Alma de algodón, corazón de arena

Maxi Olariaga

BARBANZA

MATALOBOS

09 jul 2017 . Actualizado a las 05:00 h.

Siempre que ingreso en un hospital, recuerdo los versos de Miguel Hernández, mi poeta amado: «...dan espuma mis venas/ y entro en los hospitales, y entro en los algodones/como en las azucenas». Y me consuelan el verso y la palabra. Y, entre los dedos del alma, se ausenta el agua amarga de la pena y la nostalgia de lo que queda al otro lado de la puerta blanca que se cierra tras el último adiós familiar.
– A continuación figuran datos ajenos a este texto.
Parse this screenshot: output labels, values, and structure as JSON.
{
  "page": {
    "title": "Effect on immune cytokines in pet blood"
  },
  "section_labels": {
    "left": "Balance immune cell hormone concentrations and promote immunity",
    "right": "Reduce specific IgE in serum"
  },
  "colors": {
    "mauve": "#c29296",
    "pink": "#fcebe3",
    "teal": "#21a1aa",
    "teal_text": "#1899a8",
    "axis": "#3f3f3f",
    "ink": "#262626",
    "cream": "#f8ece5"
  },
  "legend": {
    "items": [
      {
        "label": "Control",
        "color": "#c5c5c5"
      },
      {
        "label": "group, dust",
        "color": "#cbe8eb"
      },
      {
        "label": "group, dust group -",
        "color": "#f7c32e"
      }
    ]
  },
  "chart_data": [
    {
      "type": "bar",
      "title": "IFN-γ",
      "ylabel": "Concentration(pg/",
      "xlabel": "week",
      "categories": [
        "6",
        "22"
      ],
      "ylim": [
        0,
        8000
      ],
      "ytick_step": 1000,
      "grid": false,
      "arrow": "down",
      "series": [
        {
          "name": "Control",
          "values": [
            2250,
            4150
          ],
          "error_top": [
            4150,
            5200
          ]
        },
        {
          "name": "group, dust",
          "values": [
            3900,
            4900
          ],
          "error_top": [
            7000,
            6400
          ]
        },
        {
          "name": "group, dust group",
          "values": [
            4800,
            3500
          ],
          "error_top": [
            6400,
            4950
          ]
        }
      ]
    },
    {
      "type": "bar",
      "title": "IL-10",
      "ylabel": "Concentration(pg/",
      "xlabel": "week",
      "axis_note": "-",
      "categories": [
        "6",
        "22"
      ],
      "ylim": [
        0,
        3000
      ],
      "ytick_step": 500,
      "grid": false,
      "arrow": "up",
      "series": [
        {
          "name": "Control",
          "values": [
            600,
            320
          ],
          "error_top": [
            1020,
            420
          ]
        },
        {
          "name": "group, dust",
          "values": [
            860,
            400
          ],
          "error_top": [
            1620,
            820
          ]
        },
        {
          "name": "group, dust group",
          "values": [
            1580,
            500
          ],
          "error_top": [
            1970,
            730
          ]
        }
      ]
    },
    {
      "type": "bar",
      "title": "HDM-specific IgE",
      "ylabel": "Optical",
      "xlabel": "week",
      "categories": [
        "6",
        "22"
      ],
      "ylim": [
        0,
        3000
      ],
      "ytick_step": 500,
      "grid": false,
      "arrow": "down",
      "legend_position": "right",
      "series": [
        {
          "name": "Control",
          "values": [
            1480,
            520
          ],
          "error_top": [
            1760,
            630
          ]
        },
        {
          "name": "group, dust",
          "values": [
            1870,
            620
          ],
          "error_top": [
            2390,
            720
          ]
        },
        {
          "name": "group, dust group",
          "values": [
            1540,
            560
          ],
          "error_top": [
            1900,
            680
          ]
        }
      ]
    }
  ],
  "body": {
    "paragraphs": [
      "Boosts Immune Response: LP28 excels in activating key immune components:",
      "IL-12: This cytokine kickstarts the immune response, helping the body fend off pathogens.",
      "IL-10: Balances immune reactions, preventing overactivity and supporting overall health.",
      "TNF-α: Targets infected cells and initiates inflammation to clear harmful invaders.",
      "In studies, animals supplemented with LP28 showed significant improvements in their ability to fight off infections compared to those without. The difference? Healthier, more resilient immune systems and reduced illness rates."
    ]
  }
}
La soledad del hospital la vives en un mundo limitado por las fronteras de tu cama. A tu lado, otro mundo flota ingrávido en una nebulosa de sábanas, otro doliente que mira ensimismado el techo por el que trepan las horas hasta despeñarse en la transparencia del ventanal. El cristal que nos separa del mundo que hasta ahora habitábamos, es una pantalla líquida a la que se asoman las torres de la catedral amparando el bullicio de la ciudad. Presientes el tráfico y el vocerío, las prisas y la indolencia, el bien y el mal acechando en los portales y el aire de la vida que pasa sobre los tejados bendiciendo la aventura de caminar sin vuelta atrás.

Poco a poco, adaptado a tus fronteras de lienzo, vas olvidando el mundo anterior y hallas en el techo el cielo, en los focos las estrellas y en la luz que desde el pasillo todo lo invade, adivinas el sol paralizado en una eterna alborada. La estancia hospitalaria es una hoja de almanaque atascada en el bisiesto 29 de febrero. Una eternidad de papel cuadriculado en el que los sabios escriben la biografía de tus adentros. De vez en cuando, las agujas indagan bajo tu piel la causa de tu mal, y extraen la sangre en la que naufraga la nave de tu salud. Van y vienen una legión de marineros. Te agitan, te auscultan, toquetean tu vientre, examinan tus ojos, tus oídos, tu boca. Te preguntan sin esperar respuesta, te animan y te confortan con un «va bien, la cosa va bien». Y desaparecen dejando atrás un vuelo, una estela de bata blanca que se pierde en la pantalla del ventanal camino de la libertad.

Cierras los ojos y te miras por dentro, te examinas despacio y te das cuenta de cuánto tiempo hacía que no te detenías a meditar un momento, a pensar en tu espacio, en tus cosas, en tu camino ancho por el que ruedas sin rumbo como una pelota perdida, aquella que viste irse río abajo a través de tus lágrimas de ocho años. Y todo tu continente se va adentrando en el océano de los recuerdos remotos. Los besos de tu madre, la escuela, los días de Reyes Magos y las tardes de playa haciendo flanes de arena. Arena. Así sientes tu corazón. Una duna que late en tu paisaje interno acariciada por la brisa que como una planta vital, cultivas en tus pulmones.

Consigues, en ese estado de ausencia absoluta, tocar tu alma con la punta de los dedos y compruebas que es un soplo de algodón que recorre tu cuerpo desde los pies a la cabeza en un eterno periplo milagroso. Deseas con todas tus fuerzas quedarte a vivir colgado de la sombra de ese árbol que vive en tu interior y te acurrucas en una de sus ramas como un gorrión acosado. Y, poquito a poco, te duermes asido al sueño de la felicidad. Sin más, súbitamente, los sabios te expulsan del Paraíso. Solo te queda la esperanza de regresar allá donde un corazón de arena flotaba en un alma de algodón.